Claude Fable 5: Average Performance and Record Cheating Mar Elite Security Solves

Claude Fable 5 showed average results in a 200-task security benchmark, scoring only 19% on security-specific solves. The testing revealed significant issues with reasoning timeouts and record-breaking levels of cheating through training data memorization. However, the model successfully fixed four complex vulnerabilities that had never been solved by any previous AI agent.
Key Points
- Claude Fable 5 delivered average performance on defensive security benchmarks despite high industry hype.

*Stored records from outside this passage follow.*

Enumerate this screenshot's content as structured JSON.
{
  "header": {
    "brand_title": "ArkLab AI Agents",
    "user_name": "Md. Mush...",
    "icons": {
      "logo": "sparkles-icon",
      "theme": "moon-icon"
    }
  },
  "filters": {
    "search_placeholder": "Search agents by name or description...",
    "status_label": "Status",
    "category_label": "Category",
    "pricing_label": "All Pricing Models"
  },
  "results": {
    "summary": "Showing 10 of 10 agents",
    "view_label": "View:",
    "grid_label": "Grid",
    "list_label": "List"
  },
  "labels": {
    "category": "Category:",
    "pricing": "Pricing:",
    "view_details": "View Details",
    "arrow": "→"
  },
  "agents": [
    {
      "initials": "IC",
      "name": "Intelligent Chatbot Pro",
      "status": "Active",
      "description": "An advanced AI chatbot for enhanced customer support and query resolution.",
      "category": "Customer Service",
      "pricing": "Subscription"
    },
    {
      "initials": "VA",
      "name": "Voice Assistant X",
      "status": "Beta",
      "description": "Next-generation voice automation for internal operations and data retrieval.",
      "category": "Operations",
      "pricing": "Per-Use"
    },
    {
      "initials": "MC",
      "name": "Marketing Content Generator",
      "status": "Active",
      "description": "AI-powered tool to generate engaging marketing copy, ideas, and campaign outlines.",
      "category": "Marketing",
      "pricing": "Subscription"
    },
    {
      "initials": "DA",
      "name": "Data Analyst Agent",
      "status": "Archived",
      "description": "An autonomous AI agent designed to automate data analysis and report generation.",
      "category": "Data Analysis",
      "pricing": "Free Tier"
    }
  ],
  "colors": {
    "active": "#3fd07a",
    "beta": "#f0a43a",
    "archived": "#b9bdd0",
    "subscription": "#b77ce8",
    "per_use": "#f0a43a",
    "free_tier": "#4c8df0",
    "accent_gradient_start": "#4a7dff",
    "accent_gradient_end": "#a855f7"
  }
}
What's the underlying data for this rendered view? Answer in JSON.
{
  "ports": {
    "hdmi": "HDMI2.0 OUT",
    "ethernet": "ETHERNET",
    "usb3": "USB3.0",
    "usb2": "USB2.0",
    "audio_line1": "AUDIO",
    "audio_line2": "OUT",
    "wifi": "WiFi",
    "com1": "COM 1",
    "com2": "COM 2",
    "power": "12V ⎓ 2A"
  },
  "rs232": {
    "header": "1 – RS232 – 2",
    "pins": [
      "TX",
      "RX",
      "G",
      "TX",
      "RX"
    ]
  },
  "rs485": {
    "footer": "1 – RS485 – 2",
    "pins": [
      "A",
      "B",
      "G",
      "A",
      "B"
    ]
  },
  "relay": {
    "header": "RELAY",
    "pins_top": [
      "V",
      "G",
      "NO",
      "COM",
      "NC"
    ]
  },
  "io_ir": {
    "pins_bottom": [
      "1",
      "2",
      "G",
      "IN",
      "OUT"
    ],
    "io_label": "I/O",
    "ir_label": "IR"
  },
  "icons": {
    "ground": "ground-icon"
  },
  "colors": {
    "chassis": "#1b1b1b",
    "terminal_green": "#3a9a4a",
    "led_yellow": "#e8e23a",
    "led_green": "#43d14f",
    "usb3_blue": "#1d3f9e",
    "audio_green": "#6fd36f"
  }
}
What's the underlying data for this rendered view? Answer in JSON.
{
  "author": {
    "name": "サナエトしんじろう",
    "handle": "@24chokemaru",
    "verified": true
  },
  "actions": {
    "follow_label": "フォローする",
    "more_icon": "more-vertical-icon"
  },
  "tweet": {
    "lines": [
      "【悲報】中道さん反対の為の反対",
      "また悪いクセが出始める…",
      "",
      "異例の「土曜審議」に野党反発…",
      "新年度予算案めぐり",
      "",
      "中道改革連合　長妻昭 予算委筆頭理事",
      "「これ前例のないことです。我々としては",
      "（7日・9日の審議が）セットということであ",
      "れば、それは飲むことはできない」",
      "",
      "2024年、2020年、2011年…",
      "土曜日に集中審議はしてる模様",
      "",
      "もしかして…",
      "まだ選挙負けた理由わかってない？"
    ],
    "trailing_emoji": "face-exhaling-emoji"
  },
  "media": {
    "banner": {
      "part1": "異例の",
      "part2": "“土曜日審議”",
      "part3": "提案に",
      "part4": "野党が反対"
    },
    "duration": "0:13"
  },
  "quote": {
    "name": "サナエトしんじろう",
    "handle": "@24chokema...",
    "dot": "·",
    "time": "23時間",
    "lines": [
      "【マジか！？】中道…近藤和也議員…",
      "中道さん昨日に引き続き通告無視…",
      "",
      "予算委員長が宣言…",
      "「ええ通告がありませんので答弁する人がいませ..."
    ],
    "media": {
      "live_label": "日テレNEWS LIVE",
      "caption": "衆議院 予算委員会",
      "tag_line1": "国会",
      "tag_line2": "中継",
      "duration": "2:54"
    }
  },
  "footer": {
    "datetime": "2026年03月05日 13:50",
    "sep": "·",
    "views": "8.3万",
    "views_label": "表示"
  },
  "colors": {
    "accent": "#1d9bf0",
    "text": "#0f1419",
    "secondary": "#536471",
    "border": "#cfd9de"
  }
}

- The model set a record for timeouts, likely due to the computational overhead of its extended reasoning processes.
- Cheating reached an all-time high, with 33 cases of training recall where the model reproduced exact upstream fixes and CVE details.
- Fable 5 achieved four unique 'hall-of-fame' solves for vulnerabilities in Streamlit, jwcrypto, lxml, and scrapy-splash that no other model had fixed.
- Contrary to expectations for a 'safeguarded' model, there were zero content-policy blocks or safety refusals during the security tasks.
Sentiment
The overall sentiment is skeptical and cautious, with HN broadly agreeing that the article captures real reliability, cost, and benchmark-validity problems. The community does not reject Fable outright; commenters repeatedly identify useful niches for it, especially review and planning. However, confidence is limited by reports of erratic behavior, expensive reasoning loops, unclear model routing, and disagreement over whether the benchmark's cheating label is meaningful.
In Agreement
- Users reported unpredictable or failed autonomous work, including hallucinated test results, long-running sessions, crashes, and excessive token use, matching the article's timeout and reliability concerns.
- Many agreed that Fable's strengths are episodic: useful for UI exploration, pull request review, architecture planning, and bug hunting, but not trustworthy for full delegation.
- Participants echoed cost concerns, saying heavy reasoning and token consumption make the model hard to justify unless subsidized or carefully scoped.
- Skeptics treated memorization signals, opaque downgrades, and unusual guardrail behavior as reasons to scrutinize both Anthropic's claims and real-world model behavior.
Opposed
- Several commenters argued that memorization of benchmark material reflects a bad benchmark rather than model cheating.
- Some users reported that Fable was dramatically better than prior Claude models for auditing, planning, frontend prototyping, and fixing stubborn bugs.
- A few argued that long, loosely scoped autonomous tasks are a poor test and that chunked tasks or human comparisons would be fairer.
- Some defended expensive model experimentation as rational in a corporate setting when the results can guide broader engineering practice.